My least favorite key to play in … is anything that goes beyond six sharps or six flats. It's a conductor's nightmare! Players forget that almost every note in the score has an accidental attached to it. And that's not to say that I don't like compositions that have seven sharps or flats, but it's a challenge to rehearse.
A conductor's clothes … Women conductors' clothing can be a big challenge. We don't want to look like men, but at the same time, what will we look good in with our backs facing the audience? My style is pretty streamlined: simple and appropriate. But my goal is that at the end of the concert, the audience will remember my music-making so much more than what I was wearing.
My conducting style … is unique and can be quite dramatic. But everything I do on the podium is not for show, not for the audience. I do everything needed to represent the music and to inspire the musicians to create sounds in certain ways for the best musical results. I'm helping each musician connect with the piece being performed.

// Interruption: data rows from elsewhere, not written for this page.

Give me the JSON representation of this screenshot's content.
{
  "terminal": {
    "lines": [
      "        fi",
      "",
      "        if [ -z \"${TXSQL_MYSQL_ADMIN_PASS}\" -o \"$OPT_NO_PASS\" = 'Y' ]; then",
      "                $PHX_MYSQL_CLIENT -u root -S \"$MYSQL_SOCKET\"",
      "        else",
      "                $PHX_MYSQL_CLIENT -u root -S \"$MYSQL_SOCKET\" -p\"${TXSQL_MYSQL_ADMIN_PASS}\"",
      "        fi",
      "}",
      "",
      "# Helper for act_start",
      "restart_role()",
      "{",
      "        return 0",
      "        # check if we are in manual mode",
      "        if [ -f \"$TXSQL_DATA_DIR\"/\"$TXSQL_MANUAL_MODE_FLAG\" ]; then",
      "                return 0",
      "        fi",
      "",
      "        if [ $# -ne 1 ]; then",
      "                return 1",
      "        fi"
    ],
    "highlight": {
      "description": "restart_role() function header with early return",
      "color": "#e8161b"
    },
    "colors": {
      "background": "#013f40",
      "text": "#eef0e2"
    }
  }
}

A good musician vs. a great musician … You need the technical side, of course, but a great musician has an extra layer of magic-making that knows how to translate something like sorrow or joy into sound. To touch someone from what you're creating in such a powerful way that the listener ends up with tears in their eyes — that's magic.
Most people don't know that … a lot of what conductors do is invisible to the public — even to the musicians. We study scores, which are pieces of paper with music-related notations on them. Those notations are how the composer communicates how he wants the sound produced. It's our job to interpret those notations. Depending on the period, some composers are more vague or more detailed than others. The score is a blueprint that tells us how to put together a piece of someone else's music creation. Often times, we're dealing with 12 to 15 instrument lines, each playing something different, yet together. We have to see all of it at once. We have to have a sense of what that composer is trying to build — every note, every tempo, every rhythm — and it's built during the time we share with our audience.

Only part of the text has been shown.